How many positive divisors does $360$ have?
Find the sum of all prime numbers $p$ satisfying $20 \le p \le 50$.
A positive integer $n$ has the form $n = 2^a \cdot 3^b$ (where $a, b$ are positive integers), has exactly $12$ positive divisors, and is divisible by $18$. Find the smallest such $n$.
Find the largest prime factor of $2^{12} - 1$.
Positive integers $a$ and $b$ satisfy $\gcd(a, b) = 15$ and $\text{lcm}(a, b) = 630$. How many ordered pairs $(a, b)$ with $a \le b$ are there?
Find $\gcd(3^{15} - 1,\; 3^{10} - 1)$.
Find the remainder when $3^{200}$ is divided by $13$.
Find the last two digits of $7^{50}$ (i.e., find the remainder when $7^{50}$ is divided by $100$).

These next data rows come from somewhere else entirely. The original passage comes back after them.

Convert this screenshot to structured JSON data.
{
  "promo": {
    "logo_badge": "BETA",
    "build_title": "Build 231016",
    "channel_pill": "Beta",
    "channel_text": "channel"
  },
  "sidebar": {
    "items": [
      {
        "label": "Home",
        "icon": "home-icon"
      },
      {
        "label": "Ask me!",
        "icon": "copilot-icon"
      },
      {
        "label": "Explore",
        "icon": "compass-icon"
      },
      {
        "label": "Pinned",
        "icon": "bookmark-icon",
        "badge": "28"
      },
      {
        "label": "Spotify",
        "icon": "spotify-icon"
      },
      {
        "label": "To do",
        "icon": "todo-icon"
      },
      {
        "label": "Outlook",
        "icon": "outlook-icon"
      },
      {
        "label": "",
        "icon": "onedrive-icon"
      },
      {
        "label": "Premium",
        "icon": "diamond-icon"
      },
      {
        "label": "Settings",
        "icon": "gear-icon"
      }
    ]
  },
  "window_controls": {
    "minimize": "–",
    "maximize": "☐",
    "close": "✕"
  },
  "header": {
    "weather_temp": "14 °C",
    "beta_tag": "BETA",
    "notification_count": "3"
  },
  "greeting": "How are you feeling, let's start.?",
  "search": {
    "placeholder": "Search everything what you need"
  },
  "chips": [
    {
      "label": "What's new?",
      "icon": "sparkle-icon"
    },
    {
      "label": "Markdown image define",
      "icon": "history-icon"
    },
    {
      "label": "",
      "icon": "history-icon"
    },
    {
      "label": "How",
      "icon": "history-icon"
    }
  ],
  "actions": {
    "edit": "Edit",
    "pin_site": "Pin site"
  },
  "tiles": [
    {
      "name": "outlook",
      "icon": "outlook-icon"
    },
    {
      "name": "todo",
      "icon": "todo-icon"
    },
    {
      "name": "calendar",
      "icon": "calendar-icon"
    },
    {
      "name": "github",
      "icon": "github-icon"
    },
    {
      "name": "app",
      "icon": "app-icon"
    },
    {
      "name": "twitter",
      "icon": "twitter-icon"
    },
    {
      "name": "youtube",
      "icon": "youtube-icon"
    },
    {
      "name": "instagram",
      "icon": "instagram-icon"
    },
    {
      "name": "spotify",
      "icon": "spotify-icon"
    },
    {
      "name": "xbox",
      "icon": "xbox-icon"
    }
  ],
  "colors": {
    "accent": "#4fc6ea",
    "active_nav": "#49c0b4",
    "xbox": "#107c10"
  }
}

Find the sum of all positive divisors of $120$.
Find the remainder when $2^{2024}$ is divided by $37$.
How many positive integers $n \le 100$ satisfy the property that both $n$ and $n + 2$ are prime?
Find the number of positive integers $n \le 100$ such that $\gcd(n, 100) = 5$.
Find the last three digits of $13^{100}$ (i.e., compute $13^{100} \pmod{1000}$).
Let $S$ be the set of all positive divisors of $N = 2^4 \cdot 3^3 \cdot 5^2$. How many ordered pairs $(a, b)$ with $a, b \in S$ satisfy $\text{lcm}(a, b) = N$?
Find the smallest positive integer $n$ such that $n!$ is divisible by $2^{10} \cdot 3^5 \cdot 5^2 \cdot 7$.